The doctor advises to maintain an open conversation with the children and not necessarily all about the explosion or negative things. “It’s hard to know how to ask questions that keep the dialogue open – so keep this idea in mind and continue to practice with each conversation,” she says.

#4 Activities in the displacement – externalizing the emotions

Dr. Khayat says that a great way to help get the emotions out of your child’s mind and into the real world is to use “externalizing strategies” which are “ways to get kids to move their emotions from their head and into fully formulated thoughts and behaviors.”

It could be achieved through:

  • writing or drawing about the explosion
  • turning the emotions into characters (tell them: show me what your fear looked like, show me what your anger looked like)
  • writing a letter to someone or a poem about it
  • playing out the scene in imaginative plays (but make sure there’s a good resolution at the end where everyone goes back to feeling safe and healthy)
  • talking about it with friends or family

#5 Bring in another family member!

“If your child is really struggling, it is always a good idea to bring a beloved family member or family friend into the picture,” says Dr.

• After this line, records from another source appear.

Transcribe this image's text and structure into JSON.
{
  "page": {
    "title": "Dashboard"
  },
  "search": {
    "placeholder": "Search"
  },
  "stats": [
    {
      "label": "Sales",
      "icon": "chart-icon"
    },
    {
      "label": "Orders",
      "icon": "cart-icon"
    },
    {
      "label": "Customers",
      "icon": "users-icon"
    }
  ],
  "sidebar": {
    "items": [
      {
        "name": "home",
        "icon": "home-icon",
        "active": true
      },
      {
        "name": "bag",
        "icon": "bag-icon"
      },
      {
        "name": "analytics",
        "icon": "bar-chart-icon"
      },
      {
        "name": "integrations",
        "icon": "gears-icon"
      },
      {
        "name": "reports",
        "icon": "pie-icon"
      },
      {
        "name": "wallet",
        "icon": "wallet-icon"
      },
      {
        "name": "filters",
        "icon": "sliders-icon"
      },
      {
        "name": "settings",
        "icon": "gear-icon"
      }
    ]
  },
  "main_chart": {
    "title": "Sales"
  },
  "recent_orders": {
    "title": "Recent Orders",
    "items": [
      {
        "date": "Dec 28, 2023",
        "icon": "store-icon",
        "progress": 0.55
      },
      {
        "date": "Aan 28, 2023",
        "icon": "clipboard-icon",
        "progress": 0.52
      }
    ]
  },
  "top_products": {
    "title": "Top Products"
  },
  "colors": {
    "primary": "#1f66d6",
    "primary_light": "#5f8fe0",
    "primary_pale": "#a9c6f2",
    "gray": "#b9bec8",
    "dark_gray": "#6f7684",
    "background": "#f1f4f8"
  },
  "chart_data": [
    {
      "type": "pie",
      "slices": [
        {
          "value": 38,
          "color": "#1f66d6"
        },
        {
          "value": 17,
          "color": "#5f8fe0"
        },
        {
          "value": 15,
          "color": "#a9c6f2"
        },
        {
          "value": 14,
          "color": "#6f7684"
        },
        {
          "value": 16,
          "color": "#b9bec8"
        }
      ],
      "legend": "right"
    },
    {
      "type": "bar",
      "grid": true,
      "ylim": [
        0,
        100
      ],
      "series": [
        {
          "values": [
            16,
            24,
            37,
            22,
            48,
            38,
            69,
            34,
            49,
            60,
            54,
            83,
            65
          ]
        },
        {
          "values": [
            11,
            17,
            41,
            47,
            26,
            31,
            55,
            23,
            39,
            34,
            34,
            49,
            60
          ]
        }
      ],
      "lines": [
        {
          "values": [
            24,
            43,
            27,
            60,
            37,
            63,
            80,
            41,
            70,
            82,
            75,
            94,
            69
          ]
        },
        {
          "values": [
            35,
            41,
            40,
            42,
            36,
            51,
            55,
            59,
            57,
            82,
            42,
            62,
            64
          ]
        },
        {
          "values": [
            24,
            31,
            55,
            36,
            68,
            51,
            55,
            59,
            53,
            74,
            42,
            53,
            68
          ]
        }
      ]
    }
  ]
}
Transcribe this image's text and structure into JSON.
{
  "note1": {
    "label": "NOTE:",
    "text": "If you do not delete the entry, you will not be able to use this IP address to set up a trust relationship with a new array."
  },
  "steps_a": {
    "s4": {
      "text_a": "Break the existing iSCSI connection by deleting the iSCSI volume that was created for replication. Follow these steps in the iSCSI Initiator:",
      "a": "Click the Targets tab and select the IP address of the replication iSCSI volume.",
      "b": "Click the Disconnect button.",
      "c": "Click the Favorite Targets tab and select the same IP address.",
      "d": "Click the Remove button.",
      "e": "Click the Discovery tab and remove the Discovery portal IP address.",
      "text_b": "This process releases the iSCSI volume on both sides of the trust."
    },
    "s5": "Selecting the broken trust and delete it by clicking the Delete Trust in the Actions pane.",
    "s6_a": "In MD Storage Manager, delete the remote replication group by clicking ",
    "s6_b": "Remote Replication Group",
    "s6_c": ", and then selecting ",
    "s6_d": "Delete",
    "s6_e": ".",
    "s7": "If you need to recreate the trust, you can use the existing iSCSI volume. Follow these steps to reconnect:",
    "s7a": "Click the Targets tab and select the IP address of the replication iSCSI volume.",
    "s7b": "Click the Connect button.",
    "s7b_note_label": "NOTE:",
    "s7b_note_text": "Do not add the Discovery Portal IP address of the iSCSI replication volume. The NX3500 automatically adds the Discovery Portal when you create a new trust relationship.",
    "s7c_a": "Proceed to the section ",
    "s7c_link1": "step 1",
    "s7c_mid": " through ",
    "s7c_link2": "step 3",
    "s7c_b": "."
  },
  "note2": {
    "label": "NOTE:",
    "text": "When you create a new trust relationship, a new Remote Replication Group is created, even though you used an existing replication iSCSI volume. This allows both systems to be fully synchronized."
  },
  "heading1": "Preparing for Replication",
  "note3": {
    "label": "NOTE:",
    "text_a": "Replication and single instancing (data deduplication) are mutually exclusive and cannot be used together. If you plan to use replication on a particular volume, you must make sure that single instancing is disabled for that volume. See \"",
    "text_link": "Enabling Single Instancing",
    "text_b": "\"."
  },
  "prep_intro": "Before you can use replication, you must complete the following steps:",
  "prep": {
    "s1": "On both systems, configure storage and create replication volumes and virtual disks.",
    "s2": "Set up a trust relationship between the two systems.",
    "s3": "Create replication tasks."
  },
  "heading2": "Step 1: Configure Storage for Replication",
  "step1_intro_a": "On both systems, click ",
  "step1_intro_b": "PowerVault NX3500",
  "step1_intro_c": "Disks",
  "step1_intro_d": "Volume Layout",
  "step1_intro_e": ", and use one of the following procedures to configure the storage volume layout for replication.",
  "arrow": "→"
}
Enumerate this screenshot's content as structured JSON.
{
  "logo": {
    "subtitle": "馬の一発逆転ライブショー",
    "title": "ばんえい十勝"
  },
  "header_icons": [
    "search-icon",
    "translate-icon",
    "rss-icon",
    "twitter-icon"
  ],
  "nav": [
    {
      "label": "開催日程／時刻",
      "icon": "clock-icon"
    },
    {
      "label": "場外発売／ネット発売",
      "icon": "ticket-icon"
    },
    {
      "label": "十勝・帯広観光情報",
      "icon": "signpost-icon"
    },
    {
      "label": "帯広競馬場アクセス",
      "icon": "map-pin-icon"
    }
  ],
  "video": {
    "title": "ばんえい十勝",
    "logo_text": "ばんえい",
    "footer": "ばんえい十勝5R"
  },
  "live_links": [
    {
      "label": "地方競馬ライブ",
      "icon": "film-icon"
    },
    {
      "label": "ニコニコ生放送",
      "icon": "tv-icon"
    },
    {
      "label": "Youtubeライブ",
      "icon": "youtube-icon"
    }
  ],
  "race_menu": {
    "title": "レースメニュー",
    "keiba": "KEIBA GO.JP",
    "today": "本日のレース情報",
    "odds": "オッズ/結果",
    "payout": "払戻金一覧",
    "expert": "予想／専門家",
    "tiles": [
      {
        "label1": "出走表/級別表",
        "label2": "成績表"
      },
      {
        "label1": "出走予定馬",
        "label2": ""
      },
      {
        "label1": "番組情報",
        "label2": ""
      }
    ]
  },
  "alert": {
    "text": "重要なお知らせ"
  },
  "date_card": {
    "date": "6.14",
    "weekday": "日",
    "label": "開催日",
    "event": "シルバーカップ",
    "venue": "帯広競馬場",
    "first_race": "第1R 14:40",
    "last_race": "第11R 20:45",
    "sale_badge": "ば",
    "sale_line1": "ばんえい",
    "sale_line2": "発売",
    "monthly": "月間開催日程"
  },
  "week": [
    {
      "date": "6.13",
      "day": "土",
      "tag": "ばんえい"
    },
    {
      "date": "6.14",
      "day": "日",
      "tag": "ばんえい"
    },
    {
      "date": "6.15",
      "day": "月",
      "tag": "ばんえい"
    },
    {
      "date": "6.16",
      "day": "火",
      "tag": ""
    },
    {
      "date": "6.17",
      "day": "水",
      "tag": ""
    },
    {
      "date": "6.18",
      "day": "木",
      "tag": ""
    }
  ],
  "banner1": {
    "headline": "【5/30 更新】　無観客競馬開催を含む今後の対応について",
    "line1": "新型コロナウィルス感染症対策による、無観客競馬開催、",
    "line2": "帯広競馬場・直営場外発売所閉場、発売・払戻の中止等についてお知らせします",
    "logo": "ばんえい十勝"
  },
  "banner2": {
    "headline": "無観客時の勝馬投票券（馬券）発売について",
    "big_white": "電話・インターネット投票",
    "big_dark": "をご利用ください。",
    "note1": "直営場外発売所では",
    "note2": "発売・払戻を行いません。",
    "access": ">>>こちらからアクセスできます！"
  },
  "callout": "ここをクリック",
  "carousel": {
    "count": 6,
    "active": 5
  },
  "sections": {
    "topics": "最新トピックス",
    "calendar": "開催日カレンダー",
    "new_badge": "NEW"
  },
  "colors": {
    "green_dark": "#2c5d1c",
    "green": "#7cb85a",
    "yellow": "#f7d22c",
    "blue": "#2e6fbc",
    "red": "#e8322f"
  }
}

Khayat.

“Share with that adult a little bit about where your child is really getting stuck, find similarities, and encourage the adult to share with your child how they feel the same, talk about it more, or even discuss what they have done to make themselves feel better.”

Examples of things to say:

  • You know I had a lot of trouble falling asleep too after the explosion.
  • Your mom told me you have really sad thoughts about the explosion still. I want you to know that I have the same sometimes too, I get really sad too. What makes you sad the most?
  • Your dad told me you have been feeling angrier lately. I’m like you, when something bad happens I just get in a bad mood. Here’s what I do to help myself…


“If the trauma symptoms described above in tip #2 cause significant distress or difficulties functioning at home, school, or in relationships with other friends and family members, or if your child just seems significantly unhappier since the explosion, that’s an important cue that your child is stuck beyond what their brain can manage on its own, and it is highly recommended the parents have their kid talk to someone,” advises Dr. Khayat.

About Dr. Noura Khayat

Dr. Noura Khayat

Dr. Khayat is the Director of Clinical Services at the Center for Cognitive Therapy and Assessment (CCTA), a group private practice in the Washington D.C. area. She helps run the practice, provides supervision to other therapists, organizes training sessions, and more.

She is a full-time psychologist working with mostly kids and teens, currently working remotely due to COVID-19.